ORDE PERUBAHAN, MENYAMBUT INDONESIA BERKAH (15)

Abdullah Hehamahua

       Presiden 2024 harus memenuhi hak asasi warga negara yang ketujuh, “kebebasan berkumpul, berserikat, dan mengemukakan pendapat.” Hal tersebut sesuai dengan perintah pasal 28, UUD 18 Agustus 1945.


       Presiden 2024 dengan demikian tidak mengulangi kesalahan yang dilakukan rezim orde lama, orba, dan orde reformasi. Apalagi yang dilakukan Jokowi. Sebab, dalam masa 9 tahun, pemerintahan Jokowi telah mengkriminalisasi sejumlah aktvis, tokoh, dan ulama, serta mengakibatkan lebih dari seribu orang tewas.



Kebebasan Berkumpul

      Pasal 28, UUD 18 Agustus 1945 menetapkan, “Kemerdekaan berserikat dan berkumpul, mengeluarkan pikiran dengan lisan dan tulisan dan sebagainya ditetapkan dengan undang-undang.” 


       Maknanya, setiap warga negara bebas berkumpul, baik dalam ormas, LSM, organisasi profesi, yayasan, maupun parpol. Mereka juga bebas ikut dalam kegiatan kemasyarakatan, baik berupa kongres, seminar, diskusi publik, maupun unjuk rasa.   

      Presiden 2024, dalam kontek ini, membiarkan, ada suatu pertemuan dibatalkan hanya karena pelaksana berbeda aliran politik dengan pemerintah.


       Presiden 2024 juga harus memastikan, tidak boleh ada pembatalan pertemuan suatu kelompok hanya karena tidak ada ijin dari pemilik gedung. Olehnya, pemerintah harus sediakan balai pertemuan rakyat di setiap kecamatan seluruh Indonesia. 

       Penggunaan balai pertemuan ini tidak perlu ijin pengelola. Cukup pemberitahuan. Tidak juga perlu ijin kepolisian. Pengelola saja yang lapor ke kepolisian atas kegiatan yang dilangsungkan di balai pertemuan tersebut.

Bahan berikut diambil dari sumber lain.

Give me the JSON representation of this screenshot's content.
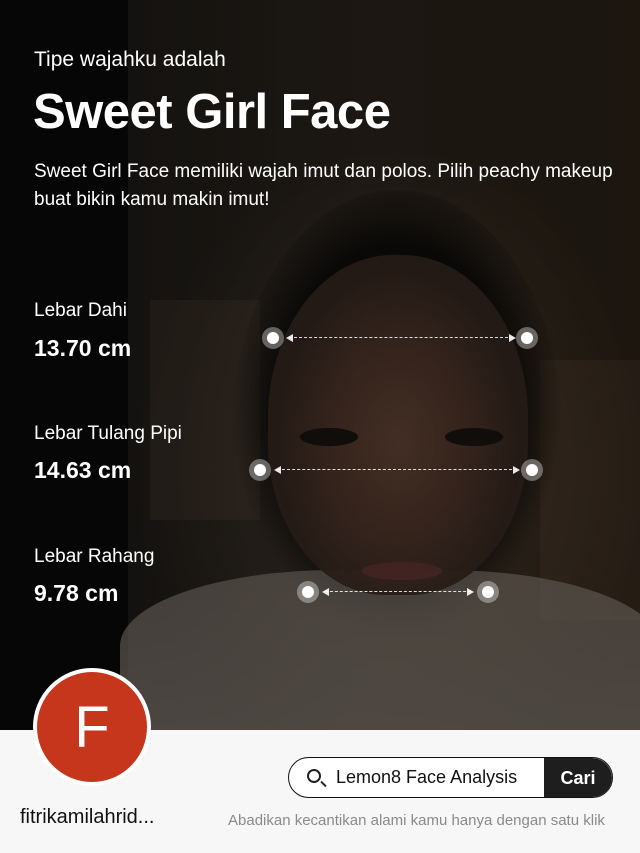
{
  "header": {
    "subtitle": "Tipe wajahku adalah",
    "title": "Sweet Girl Face",
    "description": "Sweet Girl Face memiliki wajah imut dan polos. Pilih peachy makeup buat bikin kamu makin imut!"
  },
  "metrics": [
    {
      "label": "Lebar Dahi",
      "value": "13.70 cm"
    },
    {
      "label": "Lebar Tulang Pipi",
      "value": "14.63 cm"
    },
    {
      "label": "Lebar Rahang",
      "value": "9.78 cm"
    }
  ],
  "profile": {
    "avatar_letter": "F",
    "avatar_color": "#c5361d",
    "username": "fitrikamilahrid..."
  },
  "search": {
    "query": "Lemon8 Face Analysis",
    "button_label": "Cari",
    "icon": "search-icon"
  },
  "tagline": "Abadikan kecantikan alami kamu hanya dengan satu klik"
}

       Presiden 2024 juga menerbitkan Inpres yang melarang instansi mana pun melakukan kegiatan mata-mata terhadap aktivitas warga negara. Hal ini dimaksudkan agar tidak terjadi saling curiga di antara rakyat dan pemerintah sebagaimana terjadi selama Orla, Orba, dan Orde Reformasi sekarang ini.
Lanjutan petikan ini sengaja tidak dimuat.